La depresión, el dolor que se vuelve sombra

Lejos de estar todo el día en la cama llorando, las personas con depresión pueden llevar una vida normal, pero no encuentran placer en las cosas que hacen y todo les agobia
Depresión y oscuridad
La depresión es un dolor que se vuelve la sombra de quien la padece y que se convierte en una enorme bufanda que aprieta y ahoga a quien se ve atrapado por ella, cegando la vida y precipitando una gran oscuridad que cubre con su manto de dolor a la persona que la sufre .
Tristeza, irritabilidad, apatía, pérdida del interés por el entorno, incapacidad para experimentar placer por algo, inapetencia por la comida, sentimientos de culpa, dificultad para pensar, concentrarse o tomar decisiones, pensamientos recurrentes de muerte o ideas de planes o intentos suicidas…
Esto sucede durante mucho tiempo, cada día y casi en cada momento es lo que siente una persona con depresión… Un dolor que se vuelve inmenso y que oscurece cada pequeño brillo que surge en la vida de quien la padece.
Tener depresión no es sinónimo de estar en una cama llorando
Tendemos a pensar que las personas que padecen depresión están todo el día en la cama llorando.
Sin embargo, la tristeza frecuente e intensa es solo una pequeña parte de cómo se manifiesta la depresión y , de hecho, puede que aquellos con depresión no muestren tristeza, sino que se comporten de manera autoritaria, con excesiva irritabilidad, insensibilidad, agresividad, etc.
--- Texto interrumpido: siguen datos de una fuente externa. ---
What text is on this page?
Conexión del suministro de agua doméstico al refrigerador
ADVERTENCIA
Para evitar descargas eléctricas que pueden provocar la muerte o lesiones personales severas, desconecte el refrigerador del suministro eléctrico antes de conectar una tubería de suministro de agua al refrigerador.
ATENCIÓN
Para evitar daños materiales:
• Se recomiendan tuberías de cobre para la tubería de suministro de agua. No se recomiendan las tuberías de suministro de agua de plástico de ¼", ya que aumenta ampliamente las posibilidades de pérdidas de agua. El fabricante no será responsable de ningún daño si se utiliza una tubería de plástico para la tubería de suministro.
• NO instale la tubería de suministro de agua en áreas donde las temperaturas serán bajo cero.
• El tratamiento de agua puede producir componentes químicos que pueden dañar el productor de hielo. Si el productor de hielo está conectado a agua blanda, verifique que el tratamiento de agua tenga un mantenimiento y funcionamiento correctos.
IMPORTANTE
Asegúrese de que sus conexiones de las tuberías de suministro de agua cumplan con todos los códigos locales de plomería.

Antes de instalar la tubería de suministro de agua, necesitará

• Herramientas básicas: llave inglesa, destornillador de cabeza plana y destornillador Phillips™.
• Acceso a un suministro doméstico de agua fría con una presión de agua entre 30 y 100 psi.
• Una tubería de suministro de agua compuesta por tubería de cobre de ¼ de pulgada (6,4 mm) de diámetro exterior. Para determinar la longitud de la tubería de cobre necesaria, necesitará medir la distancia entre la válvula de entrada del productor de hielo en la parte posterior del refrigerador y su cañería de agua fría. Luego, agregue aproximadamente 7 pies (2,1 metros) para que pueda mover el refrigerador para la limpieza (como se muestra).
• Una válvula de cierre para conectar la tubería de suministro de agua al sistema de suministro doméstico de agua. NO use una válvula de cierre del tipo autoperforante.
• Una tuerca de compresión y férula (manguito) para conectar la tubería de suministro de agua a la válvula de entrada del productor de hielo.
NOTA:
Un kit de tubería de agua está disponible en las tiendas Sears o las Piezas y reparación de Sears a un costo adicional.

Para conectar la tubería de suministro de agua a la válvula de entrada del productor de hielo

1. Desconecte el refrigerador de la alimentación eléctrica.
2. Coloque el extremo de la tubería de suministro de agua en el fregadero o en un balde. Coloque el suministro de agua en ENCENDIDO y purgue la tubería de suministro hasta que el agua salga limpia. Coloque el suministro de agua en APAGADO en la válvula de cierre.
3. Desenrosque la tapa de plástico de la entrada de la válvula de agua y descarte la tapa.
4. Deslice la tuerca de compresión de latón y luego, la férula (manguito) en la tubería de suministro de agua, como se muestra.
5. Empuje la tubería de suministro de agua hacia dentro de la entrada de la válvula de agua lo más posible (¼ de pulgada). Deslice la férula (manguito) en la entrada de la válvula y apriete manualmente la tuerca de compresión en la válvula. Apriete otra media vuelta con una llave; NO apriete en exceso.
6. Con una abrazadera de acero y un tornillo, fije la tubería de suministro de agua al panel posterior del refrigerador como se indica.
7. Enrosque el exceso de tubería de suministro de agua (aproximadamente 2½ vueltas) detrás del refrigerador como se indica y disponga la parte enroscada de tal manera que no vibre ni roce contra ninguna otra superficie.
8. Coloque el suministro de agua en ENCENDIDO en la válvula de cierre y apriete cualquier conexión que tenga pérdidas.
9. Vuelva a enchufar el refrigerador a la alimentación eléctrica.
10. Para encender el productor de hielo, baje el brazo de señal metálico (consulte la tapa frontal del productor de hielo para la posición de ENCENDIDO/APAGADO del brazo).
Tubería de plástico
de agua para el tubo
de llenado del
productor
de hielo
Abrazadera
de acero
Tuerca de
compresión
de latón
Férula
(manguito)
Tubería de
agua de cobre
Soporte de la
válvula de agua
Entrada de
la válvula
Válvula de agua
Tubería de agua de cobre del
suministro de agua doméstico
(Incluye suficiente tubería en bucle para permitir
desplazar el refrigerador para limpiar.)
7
La
La depresion puede manifestarse con exceso de autoridad , irritabilidad , insensibilidad y agresividad.

De todas formas, según los manuales diagnósticos como el DSM-5 o la CIE-10, la presencia de un episodio de depresión mayor debe cumplir muchos más criterios que la presencia de tristeza o irritabilidad.
Esto quiere decir que, si bien uno de estos dos síntomas es necesario, no es suficiente.
Ninguno de nosotros está libre de esta terrible enfermedad
A todos nos puede pasar.
Un día comienzas a darte cuenta de que te cuesta levantarte de la cama, de que tu vida no tiene el sentido que antes tenía, de que no hay nada que te anime o que te entusiasme y de que tienes en tu interior una gran angustia.
Entonces, de alguna manera, comienzas a sentirte vencido por las circunstancias que te rodean, todo te agobia y te produce un gran agotamiento, debes forzarte para sentir algo más allá de ese dolor interior que se ha vuelto tu sombra.
Hay días en los que te levantas peor y otros en los que lo haces mejor, la inestabilidad emocional tiene tu nombre y no te comprendes, solo sientes una profunda desgana, un tremenda inquietud, que te precipita a la oscuridad más profunda.
No aciertas a saber qué está pasando, no conoces el bienestar, te sientes vacío y no puedes evitar no sentirte bien cuando sales de casa, cuando alguien se dirge a ti o cuando tienes que enfrentarte a un nuevo proyecto.
Todo este dolor puede superarse.
Necesitamos un profesional que nos ayude a comprender, que dé coherencia a nuestra situación y que nos apoye para superarlo porque una herida tan profunda necesita de apoyo psicológico para ser tratada porque debemos curar nuestros pensamientos.
Cuando la ansiedad y la depresión se hermanan

Debemos saber que muchas veces la depresión se mezcla con la ansiedad, dando origen a un cuadro mixto ansioso-depresivo que puede resultar aún más confuso y doloroso para los afectados.
La ansiedad se caracteriza en sí misma por el miedo, el pánico, el nerviosismo, la evitación, la inestabilidad, la sobreactivación, la tensión muscular, la y la percepción de amenaza y peligro.
La ansiedad y la depresion tienen en común la irritabilidad, la preocupación, la baja concentración, el insomnio, la fatiga, la agitación psicomotora, el llanto, los sentimientos de inferioridad, la culpa y la baja autoestima.